La présidente du FN se dresse ainsi contre une « privatisation de la sécurité sociale, l’émiettement du droit du travail, la suppression de la majoration des heures supplémentaires (…) le recul de l’âge de la retraite (…) la réduction drastique de l’indemnisation des chômeurs ». Contre cette « logique de destruction », Marine Le Pen promet la mise en œuvre d’une « identité sociale », l’abrogation de la loi Travail et des dispositions de la loi Sapin 2 sur l’épargne.

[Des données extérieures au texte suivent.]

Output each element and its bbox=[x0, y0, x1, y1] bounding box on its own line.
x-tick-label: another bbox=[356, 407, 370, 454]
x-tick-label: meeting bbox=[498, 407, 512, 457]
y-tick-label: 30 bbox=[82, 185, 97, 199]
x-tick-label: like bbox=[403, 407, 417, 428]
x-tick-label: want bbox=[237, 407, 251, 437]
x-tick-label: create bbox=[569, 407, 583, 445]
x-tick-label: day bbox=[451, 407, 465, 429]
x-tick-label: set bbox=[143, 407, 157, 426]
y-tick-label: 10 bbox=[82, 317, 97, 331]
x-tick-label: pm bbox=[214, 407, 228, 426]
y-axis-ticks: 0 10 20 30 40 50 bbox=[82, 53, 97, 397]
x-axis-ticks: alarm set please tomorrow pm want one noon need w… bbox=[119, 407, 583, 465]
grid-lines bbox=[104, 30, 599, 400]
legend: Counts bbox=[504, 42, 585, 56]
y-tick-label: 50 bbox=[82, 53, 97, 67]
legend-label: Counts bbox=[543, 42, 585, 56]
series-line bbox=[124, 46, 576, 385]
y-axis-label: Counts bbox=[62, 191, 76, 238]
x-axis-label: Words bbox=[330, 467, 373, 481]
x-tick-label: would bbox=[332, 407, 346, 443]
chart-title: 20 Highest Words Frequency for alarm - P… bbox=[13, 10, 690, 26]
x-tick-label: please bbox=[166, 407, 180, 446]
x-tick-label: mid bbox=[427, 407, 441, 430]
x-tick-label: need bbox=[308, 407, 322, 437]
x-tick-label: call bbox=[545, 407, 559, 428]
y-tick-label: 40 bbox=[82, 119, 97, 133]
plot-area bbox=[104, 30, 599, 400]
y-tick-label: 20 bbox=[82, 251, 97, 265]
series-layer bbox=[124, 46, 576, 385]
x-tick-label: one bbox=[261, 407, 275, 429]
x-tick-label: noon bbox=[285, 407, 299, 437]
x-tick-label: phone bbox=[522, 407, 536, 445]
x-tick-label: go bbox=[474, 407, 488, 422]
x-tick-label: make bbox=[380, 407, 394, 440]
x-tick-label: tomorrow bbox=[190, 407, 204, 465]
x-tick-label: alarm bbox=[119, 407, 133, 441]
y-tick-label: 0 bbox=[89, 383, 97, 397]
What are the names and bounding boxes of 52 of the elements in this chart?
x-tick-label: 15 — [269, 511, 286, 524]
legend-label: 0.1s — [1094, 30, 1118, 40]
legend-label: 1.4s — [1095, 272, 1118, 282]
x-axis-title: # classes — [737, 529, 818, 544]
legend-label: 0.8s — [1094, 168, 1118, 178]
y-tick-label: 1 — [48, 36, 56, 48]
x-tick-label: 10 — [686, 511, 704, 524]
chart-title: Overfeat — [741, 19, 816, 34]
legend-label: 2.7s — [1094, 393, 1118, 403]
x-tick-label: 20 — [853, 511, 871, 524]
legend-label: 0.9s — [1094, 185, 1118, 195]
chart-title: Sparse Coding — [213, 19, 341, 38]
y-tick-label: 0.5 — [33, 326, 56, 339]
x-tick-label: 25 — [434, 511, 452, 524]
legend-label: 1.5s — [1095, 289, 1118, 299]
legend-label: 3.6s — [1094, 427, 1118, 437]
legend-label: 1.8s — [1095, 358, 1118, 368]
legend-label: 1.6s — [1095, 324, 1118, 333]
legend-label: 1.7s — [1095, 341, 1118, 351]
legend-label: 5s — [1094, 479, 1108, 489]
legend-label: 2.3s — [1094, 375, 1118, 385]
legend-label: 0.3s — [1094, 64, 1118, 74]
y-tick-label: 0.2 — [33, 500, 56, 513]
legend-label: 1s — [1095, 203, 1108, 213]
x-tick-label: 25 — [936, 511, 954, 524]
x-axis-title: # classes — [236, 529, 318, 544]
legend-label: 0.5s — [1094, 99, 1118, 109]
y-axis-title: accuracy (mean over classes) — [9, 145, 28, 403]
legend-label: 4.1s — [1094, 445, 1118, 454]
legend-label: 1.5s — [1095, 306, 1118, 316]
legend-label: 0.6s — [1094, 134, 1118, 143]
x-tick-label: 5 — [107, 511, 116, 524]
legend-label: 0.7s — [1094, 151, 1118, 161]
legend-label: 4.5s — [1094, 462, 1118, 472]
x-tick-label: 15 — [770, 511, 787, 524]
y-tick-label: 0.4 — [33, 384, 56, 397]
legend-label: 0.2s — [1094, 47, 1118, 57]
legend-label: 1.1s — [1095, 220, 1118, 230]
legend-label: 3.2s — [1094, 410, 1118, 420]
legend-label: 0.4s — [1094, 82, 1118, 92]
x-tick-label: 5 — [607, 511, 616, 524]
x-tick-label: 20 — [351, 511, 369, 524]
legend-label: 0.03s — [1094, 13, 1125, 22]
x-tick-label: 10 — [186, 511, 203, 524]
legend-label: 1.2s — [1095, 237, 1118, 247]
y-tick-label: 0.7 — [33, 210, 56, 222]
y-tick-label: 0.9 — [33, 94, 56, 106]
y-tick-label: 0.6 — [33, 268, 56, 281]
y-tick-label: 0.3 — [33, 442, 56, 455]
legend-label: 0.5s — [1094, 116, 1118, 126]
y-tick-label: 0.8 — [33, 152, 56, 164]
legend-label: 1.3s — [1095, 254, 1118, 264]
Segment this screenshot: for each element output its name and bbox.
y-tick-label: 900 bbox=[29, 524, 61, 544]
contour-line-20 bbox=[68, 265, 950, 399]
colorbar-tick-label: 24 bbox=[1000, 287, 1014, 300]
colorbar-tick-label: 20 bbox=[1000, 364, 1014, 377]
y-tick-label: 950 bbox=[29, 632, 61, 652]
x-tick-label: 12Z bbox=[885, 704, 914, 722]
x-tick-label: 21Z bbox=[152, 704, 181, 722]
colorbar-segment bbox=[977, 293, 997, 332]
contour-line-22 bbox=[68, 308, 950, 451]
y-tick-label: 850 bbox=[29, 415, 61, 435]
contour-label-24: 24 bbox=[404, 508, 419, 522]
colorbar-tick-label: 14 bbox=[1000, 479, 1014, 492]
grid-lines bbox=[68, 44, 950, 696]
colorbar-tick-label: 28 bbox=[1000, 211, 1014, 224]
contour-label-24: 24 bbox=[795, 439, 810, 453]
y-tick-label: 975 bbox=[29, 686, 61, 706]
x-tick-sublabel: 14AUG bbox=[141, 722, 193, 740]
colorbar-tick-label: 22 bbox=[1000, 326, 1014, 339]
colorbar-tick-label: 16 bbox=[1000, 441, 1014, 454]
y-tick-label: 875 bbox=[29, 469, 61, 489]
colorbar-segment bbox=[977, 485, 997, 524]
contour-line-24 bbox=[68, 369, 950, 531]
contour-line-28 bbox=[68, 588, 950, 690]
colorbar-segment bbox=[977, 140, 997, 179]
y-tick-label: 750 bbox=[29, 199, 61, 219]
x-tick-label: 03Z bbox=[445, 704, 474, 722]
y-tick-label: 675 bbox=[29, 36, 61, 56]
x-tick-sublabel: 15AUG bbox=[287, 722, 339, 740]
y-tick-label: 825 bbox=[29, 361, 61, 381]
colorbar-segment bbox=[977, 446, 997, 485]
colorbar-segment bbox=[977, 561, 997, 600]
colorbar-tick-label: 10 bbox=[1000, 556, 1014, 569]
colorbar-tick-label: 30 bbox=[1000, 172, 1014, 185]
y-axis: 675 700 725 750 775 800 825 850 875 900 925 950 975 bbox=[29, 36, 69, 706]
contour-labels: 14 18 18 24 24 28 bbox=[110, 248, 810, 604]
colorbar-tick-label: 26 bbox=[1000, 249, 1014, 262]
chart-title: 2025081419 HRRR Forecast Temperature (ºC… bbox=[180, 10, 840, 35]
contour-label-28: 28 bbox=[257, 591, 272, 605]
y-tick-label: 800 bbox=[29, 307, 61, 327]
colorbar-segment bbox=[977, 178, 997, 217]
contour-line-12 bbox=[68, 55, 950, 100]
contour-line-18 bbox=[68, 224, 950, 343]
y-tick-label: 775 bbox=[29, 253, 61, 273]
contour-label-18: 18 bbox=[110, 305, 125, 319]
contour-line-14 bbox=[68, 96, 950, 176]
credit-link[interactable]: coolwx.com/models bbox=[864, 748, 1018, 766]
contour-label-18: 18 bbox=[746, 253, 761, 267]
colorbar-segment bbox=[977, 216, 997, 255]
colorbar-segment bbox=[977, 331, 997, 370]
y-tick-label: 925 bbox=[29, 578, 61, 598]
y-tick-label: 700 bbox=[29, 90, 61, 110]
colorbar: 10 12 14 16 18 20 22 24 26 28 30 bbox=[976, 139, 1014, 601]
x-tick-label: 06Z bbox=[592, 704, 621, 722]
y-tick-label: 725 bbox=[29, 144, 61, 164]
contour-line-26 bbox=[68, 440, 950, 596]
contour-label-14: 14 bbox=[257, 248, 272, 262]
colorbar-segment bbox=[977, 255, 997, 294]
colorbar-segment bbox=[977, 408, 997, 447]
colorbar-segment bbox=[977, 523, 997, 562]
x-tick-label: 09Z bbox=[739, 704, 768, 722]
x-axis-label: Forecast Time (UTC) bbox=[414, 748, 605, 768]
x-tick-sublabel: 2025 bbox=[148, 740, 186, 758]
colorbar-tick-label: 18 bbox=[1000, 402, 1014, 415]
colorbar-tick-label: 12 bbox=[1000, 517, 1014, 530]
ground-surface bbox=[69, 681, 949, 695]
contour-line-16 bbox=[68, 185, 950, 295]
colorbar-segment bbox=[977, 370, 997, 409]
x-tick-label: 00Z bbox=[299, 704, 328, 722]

Se rêvant porte-parole des plus fragiles et des « hommes corvéables à merci », la candidate vise précisément à Lille les classes populaires. L’appel à ces dernières, les « invisibles », n’a rien de neuf au FN. Elles avaient déjà été invoquées par Jean-Marie Le Pen lors de l’entre-deux-tours de la présidentielle de 2002, avant que Marine Le Pen y fasse référence lors de son discours d’investiture à la présidence du FN en 2011. Ce dimanche, pas de référence à Jean Jaurès ou à Karl Marx qu’elle avait cités dans son livre-programme en 2012 Pour que vive la France. Marine Le Pen a cette fois salué l’un des plus grands hommes politiques britanniques, l’ancien Premier ministre Winston Churchill.